Research that boggles the mind

JAX® NOTES Issue 512, Winter 2008

Dr. Zhong-wei Zhang
   Dr. Zhong-wei Zhang
It's no secret that the mammalian brain is by far the most complex organ in all of life. It consists of billions of neurons and trillions of synapses, specialized junctions through which neurons signal to each other and to non-neuronal cells, such as those in muscles or glands. Trying to understand how all these neurons and synapses function
and the consequences when they don't, is a daunting task.

But that has not intimidated Dr. Zhong-wei Zhang, Assistant Professor at The Jackson Laboratory. Since his arrival at JAX in 2006, Dr. Zhang has focused on two related processes: 1) how synapses are remodeled during development, and 2) what role the methyl-CpG binding protein 2 (MeCP2) plays in the development of GABAergic synapses, a major class of inhibitory connections in the brain. Disruptions of these processes have been associated with common brain disorders, such as autism, epilepsy, mood and anxiety disorders, and schizophrenia. Dr. Zhang hopes his research will help scientists develop new and improved treatments for such neural injuries.

Synapse remodeling

Synapse remodeling, the selective elimination and consolidation of synapses during young adulthood, is a little understood but critical step in the development of human behavior. As a study model, Dr. Zhang and his research group are using the whisker sensory relay synapse in the mouse thalamus. They have discovered that extensive remodeling at this synapse occurs early during the mouse's life — and that it can be disrupted by sensory deprivation. Their main objective is to define the cellular and molecular mechanisms involved, thereby providing new insights into the complex interactions between genes and the environment that are critical for the development of the brain and behavior.

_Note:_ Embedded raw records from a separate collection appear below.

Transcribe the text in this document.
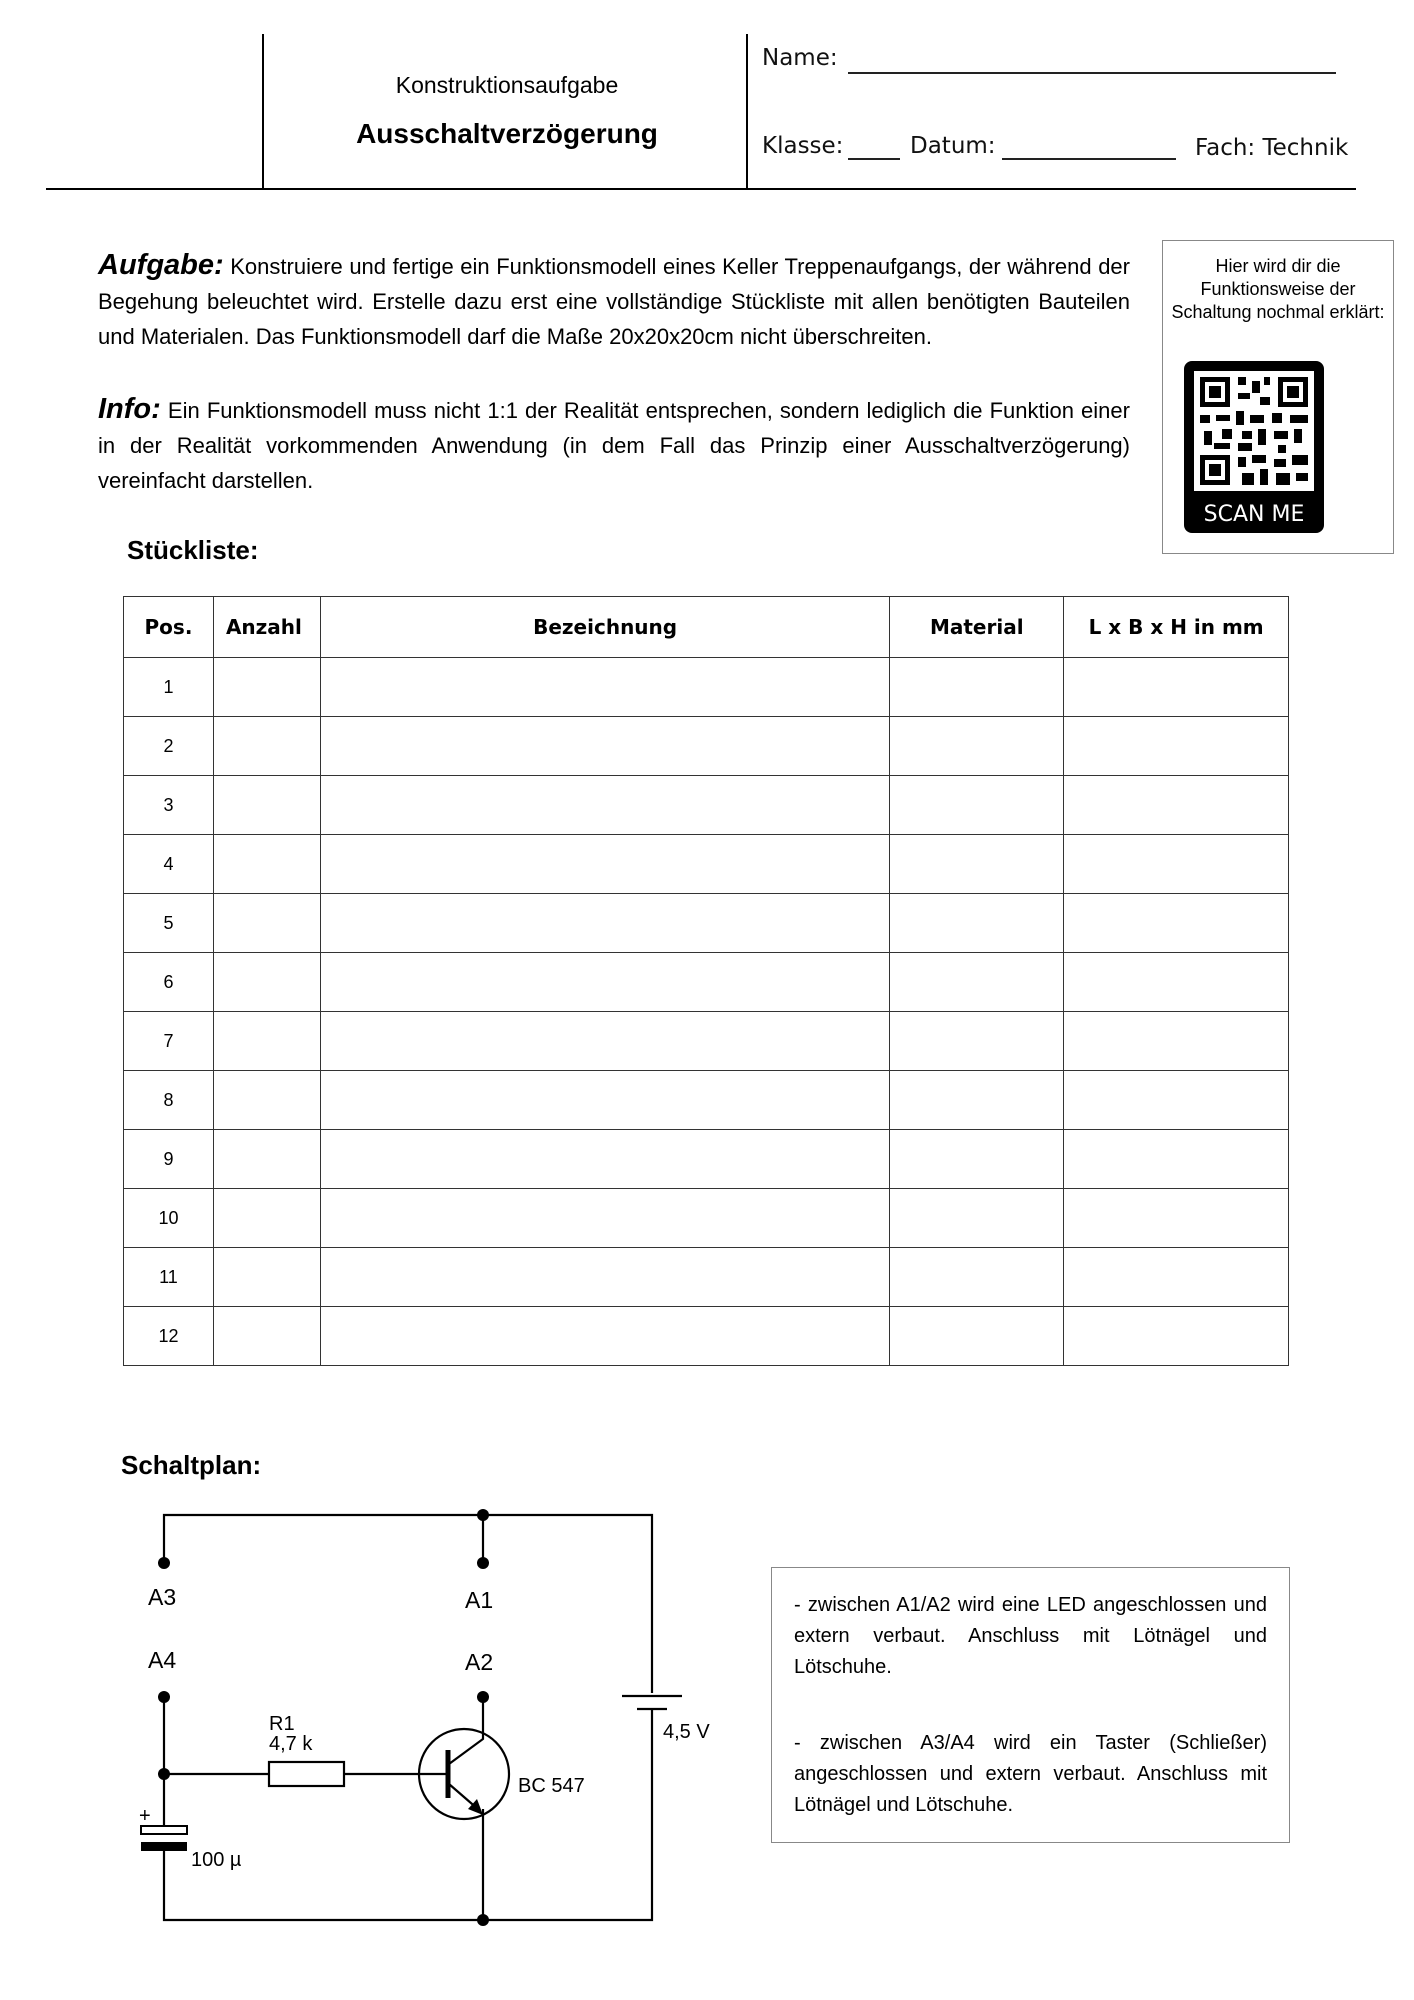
Konstruktionsaufgabe
Ausschaltverzögerung
Name:
Klasse:	Datum:	Fach: Technik
Aufgabe: Konstruiere und fertige ein Funktionsmodell eines Keller Treppenaufgangs, der während der Begehung beleuchtet wird. Erstelle dazu erst eine vollständige Stückliste mit allen benötigten Bauteilen und Materialen. Das Funktionsmodell darf die Maße 20x20x20cm nicht überschreiten.
Info: Ein Funktionsmodell muss nicht 1:1 der Realität entsprechen, sondern lediglich die Funktion einer in der Realität vorkommenden Anwendung (in dem Fall das Prinzip einer Ausschaltverzögerung) vereinfacht darstellen.
Hier wird dir die Funktionsweise der Schaltung nochmal erklärt:
SCAN ME
Stückliste:
Pos.	Anzahl	Bezeichnung	Material	L x B x H in mm
1				
2				
3				
4				
5				
6				
7				
8				
9				
10				
11				
12				
Schaltplan:
A3
A4
A1
A2
R1
4,7 k
BC 547
4,5 V
100 µ
+

- zwischen A1/A2 wird eine LED angeschlossen und extern verbaut. Anschluss mit Lötnägel und Lötschuhe.

- zwischen A3/A4 wird ein Taster (Schließer) angeschlossen und extern verbaut. Anschluss mit Lötnägel und Lötschuhe.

MeCP2 and GABAergic transmission

MeCP2 is a key transcriptional repressor in brain development. Mecp2 gene mutations are the primary causes of Rett syndrome, an autism spectrum disorder marked by the loss of voluntary movements and language skills, and one of the most common causes of mental retardation in young girls. Mecp2 mutations also contribute to the pathogenesis of other brain diseases, but the causal mechanisms are poorly understood. Dr. Zhang and his colleagues have found that Mecp2 mutations in mice significantly alter GABAergic transmission. To understand the relationship between MeCP2 and GABAergic transmission, they are using a combination of cellular physiology, molecular biology, and mouse genetics.

Why JAX?

Dr. Zhang was drawn to The Jackson Laboratory by the outstanding scientific environment: "The mice are clearly a great resource, but the Laboratory offers much more. It's the scientific environment here, the opportunity to collaborate with people who are in related fields but have a slightly different perspective, that make it enriching and exciting. The Laboratory has a strong commitment to multi-disciplinary research, and that's very appealing to me."

Dr. Zhang graduated from Peking University, Beijing, China, in 1985. He earned his Ph.D. in Neurophysiology from Université Louis Pasteur in Strasbourg, France, in 1991. From 1991 to 1995, he was a postdoctoral fellow at the University of California, San Diego. In 1995, he moved to Laval University, Québec, Canada, where he worked as a post-doc, research scientist, then assistant professor. He began his work at JAX in the Spring of 2006.